MIAMI - Matt Harvey wrote Sunday what he refused to say Saturday: That if the Mets make the playoffs, he plans to pitch.
Harvey, in a column on Derek Jeter's website "The Players' Tribune," on Sunday night put to rest the controversy started by his agent Friday when Scott Boras said the Mets would be putting Harvey "in peril" if he threw more than 180 innings this season.
Harvey, in an entry titled "I Will Pitch in the Playoffs" that was posted after the Mets' NL East lead was cut to four games Sunday, wrote: "You've heard about the 180-185 innings cap. That seems to be the number that will allow me to pitch into the postseason. Regardless of those numbers, I hope everyone knows: I have always wanted to play. I have always wanted to pitch every single chance I get. Especially in the playoffs.
" . . . But there has never been a doubt in my mind: I will pitch in the playoffs. I will be healthy, active and ready to go."
Harvey, who is listed as The Players' Tribune's "New York City Bureau Chief," also wrote: "Together, we are coming up with a plan to reach an innings limit during the season. It will be a compromise between the doctors and the Mets organization to get me, and the team, to where we need to be for our postseason run. I understand the risks. I am also fully aware of the opportunity the Mets have this postseason. Winning the division and getting to the playoffs is our goal. Once we are there, I will be there."
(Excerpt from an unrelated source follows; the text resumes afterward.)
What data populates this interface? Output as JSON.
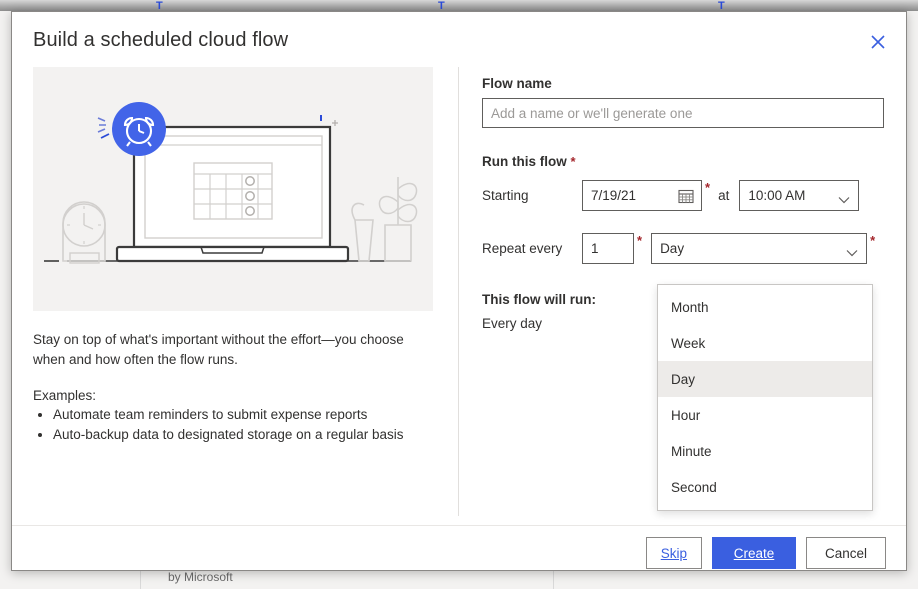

Harvey's written words were quite different from his spoken words Saturday, when he first addressed the latest innings-limit controversy.
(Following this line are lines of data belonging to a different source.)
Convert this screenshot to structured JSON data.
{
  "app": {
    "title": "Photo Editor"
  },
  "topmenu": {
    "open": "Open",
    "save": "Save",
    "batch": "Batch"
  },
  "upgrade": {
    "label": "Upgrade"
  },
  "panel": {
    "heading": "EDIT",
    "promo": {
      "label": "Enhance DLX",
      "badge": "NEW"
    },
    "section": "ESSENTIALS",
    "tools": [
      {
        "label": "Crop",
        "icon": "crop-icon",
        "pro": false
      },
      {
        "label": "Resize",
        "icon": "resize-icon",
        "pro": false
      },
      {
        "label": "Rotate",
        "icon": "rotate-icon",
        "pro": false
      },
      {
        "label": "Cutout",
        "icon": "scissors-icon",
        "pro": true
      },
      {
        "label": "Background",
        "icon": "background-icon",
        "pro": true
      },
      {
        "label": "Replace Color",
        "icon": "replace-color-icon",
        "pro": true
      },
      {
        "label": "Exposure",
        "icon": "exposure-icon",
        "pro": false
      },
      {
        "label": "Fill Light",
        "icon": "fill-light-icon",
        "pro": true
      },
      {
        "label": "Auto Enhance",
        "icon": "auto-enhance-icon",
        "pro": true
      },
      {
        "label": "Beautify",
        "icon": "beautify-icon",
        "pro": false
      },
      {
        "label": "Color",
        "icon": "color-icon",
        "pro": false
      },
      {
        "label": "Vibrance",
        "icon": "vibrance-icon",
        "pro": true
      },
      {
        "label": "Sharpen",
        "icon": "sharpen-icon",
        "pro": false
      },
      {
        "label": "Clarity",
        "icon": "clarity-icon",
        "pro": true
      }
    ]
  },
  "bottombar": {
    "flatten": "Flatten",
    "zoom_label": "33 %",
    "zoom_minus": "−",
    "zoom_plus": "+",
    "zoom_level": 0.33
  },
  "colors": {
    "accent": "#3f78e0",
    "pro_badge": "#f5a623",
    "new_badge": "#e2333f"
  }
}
Harvey said Saturday that he has been told by his surgeon that he should not throw more than 180 innings in his post-Tommy John season. He already has thrown 166 1/3. Harvey made it sound as if he were going to heed that advice and end his season soon, regardless of the Mets' wishes.
On Sunday, a source said Harvey was shocked and stung by the backlash he has faced from Mets fans on social media. He skulked around the Marlins Park clubhouse before and after the Mets' 4-3 loss to Miami and ignored interview requests.
Even before Harvey's column appeared, Boras had begun to backtrack, telling Foxsports.com: "Matt Harvey wants to pitch. We're trying to work out a plan that the doctor approves of."
Boras did not return a request for comment.
Mets manager Terry Collins said he plans to speak with Harvey.
"I think it's a challenge for him," he said. "This guy is a young star player who is all of a sudden hit with something he hasn't had to deal with before. I'm going to have a conversation with him. But I always feel this: It's not what you say, it's what you do. Go pitch good. The rest will take care of itself. The biggest statement he can make is to go pitch his butt off on Tuesday. That'll speak volumes. That's pretty much what I'm going to tell him. Maybe not in those nice words.''
General manager Sandy Alderson, who was not with the team in Miami, is expected to meet with Harvey on Monday in Washington before the series with the Nationals.
Alderson, in a telephone interview before Harvey posted his column, said of the possibility of Harvey's pitching in the postseason: "I think that's something to be determined [Monday] or thereafter. I really can't answer that question today. I'll talk to Matt [Monday]. I don't have an expectation."
According to a team source, though, the Mets already believed Harvey would pitch in the playoffs if the Mets made it.
"He'll be there," the source said.
According to the source, the Mets are looking at further limiting Harvey's innings in the regular season. He still is on schedule to start Tuesday against the Nationals.
On Saturday, Harvey refused to assure Mets fans that he will pitch in the playoffs. Asked directly if he planned to pitch in the postseason, he said only: "Like I said, I'm focused on Tuesday," a phrase he repeated often.
David Wright made it clear that he wants the Harvey nonsense to end.